The NYPD uses its Criminal Group Database (the “Gang Database”) to tag tens of thousands of Black and Latino New Yorkers as members of “street gangs” with little or no justification. These “gangs” are often small, informal groups of young people linked by their home or school (i.e., their family and friends). The Database contains staggering racial disparities: 99% of people in the Gang Database are Black or Latino.

Approximately 16,000 New Yorkers are on the Database’s “active list,” while tens of thousands more are included in the Database’s “inactive” list.

People can be added to the Database even if they have never committed or been accused of a crime. The NYPD often adds people based on stereotypes and generalizations, like their presence in a certain location or their clothing. Some are added with no justification at all. People have been added based on vague descriptions of social media posts or graffiti, without any indication of how it relates to alleged gang activity.
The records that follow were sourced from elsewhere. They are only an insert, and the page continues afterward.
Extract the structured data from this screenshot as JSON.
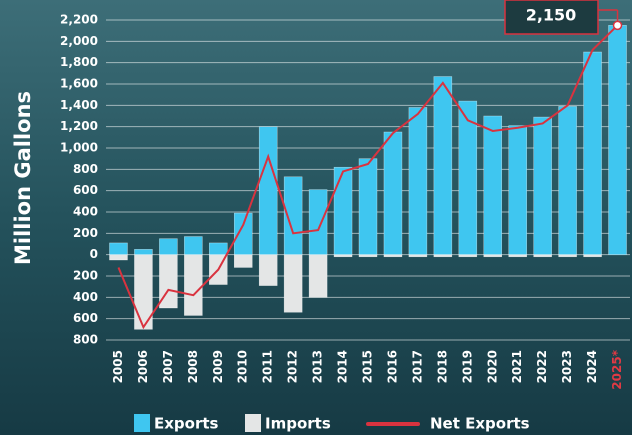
{
  "chart_data": {
    "type": "bar_line",
    "y_label": "Million Gallons",
    "categories": [
      "2005",
      "2006",
      "2007",
      "2008",
      "2009",
      "2010",
      "2011",
      "2012",
      "2013",
      "2014",
      "2015",
      "2016",
      "2017",
      "2018",
      "2019",
      "2020",
      "2021",
      "2022",
      "2023",
      "2024",
      "2025*"
    ],
    "series": [
      {
        "name": "Exports",
        "type": "bar",
        "color": "#3fc6f0",
        "values": [
          110,
          50,
          150,
          170,
          110,
          390,
          1200,
          730,
          610,
          820,
          900,
          1150,
          1380,
          1670,
          1440,
          1300,
          1210,
          1290,
          1390,
          1900,
          2150
        ],
        "value_labels": [
          null,
          null,
          null,
          null,
          null,
          null,
          null,
          null,
          null,
          null,
          null,
          null,
          null,
          null,
          null,
          null,
          null,
          null,
          null,
          null,
          "2,150"
        ]
      },
      {
        "name": "Imports",
        "type": "bar",
        "color": "#e4e6e6",
        "values": [
          -50,
          -700,
          -500,
          -570,
          -280,
          -120,
          -290,
          -540,
          -400,
          -20,
          -20,
          -20,
          -20,
          -20,
          -20,
          -20,
          -20,
          -20,
          -20,
          -20,
          0
        ]
      },
      {
        "name": "Net Exports",
        "type": "line",
        "color": "#d9333f",
        "values": [
          -120,
          -680,
          -330,
          -380,
          -140,
          280,
          920,
          200,
          230,
          780,
          850,
          1140,
          1320,
          1610,
          1260,
          1160,
          1190,
          1230,
          1400,
          1920,
          2150
        ]
      }
    ],
    "ylim": [
      -800,
      2200
    ],
    "yticks": [
      {
        "value": 2200,
        "label": "2,200"
      },
      {
        "value": 2000,
        "label": "2,000"
      },
      {
        "value": 1800,
        "label": "1,800"
      },
      {
        "value": 1600,
        "label": "1,600"
      },
      {
        "value": 1400,
        "label": "1,400"
      },
      {
        "value": 1200,
        "label": "1,200"
      },
      {
        "value": 1000,
        "label": "1,000"
      },
      800,
      600,
      400,
      200,
      0,
      {
        "value": -200,
        "label": "200"
      },
      {
        "value": -400,
        "label": "400"
      },
      {
        "value": -600,
        "label": "600"
      },
      {
        "value": -800,
        "label": "800"
      }
    ],
    "grid": true
  }
}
The Gang Database causes a variety of harms to New Yorkers, including:

  • Increased surveillance in public places and online.
  • Heightened police encounters.
  • Harsher court outcomes.
  • Families being forced from their homes.
  • ICE detention and deportation.

Cities like Chicago and Portland have already abolished their gang databases. It’s time for New York to catch up.

Int. 798, sponsored by Council Member Althea Stevens, would abolish the Gang Database and prevent successor databases from taking its place. It requires the City to notify people who were added, and inform them of how to request records about their inclusion. It also creates a private right of action, and requires the City to create a public awareness campaign to educate New Yorkers about their rights.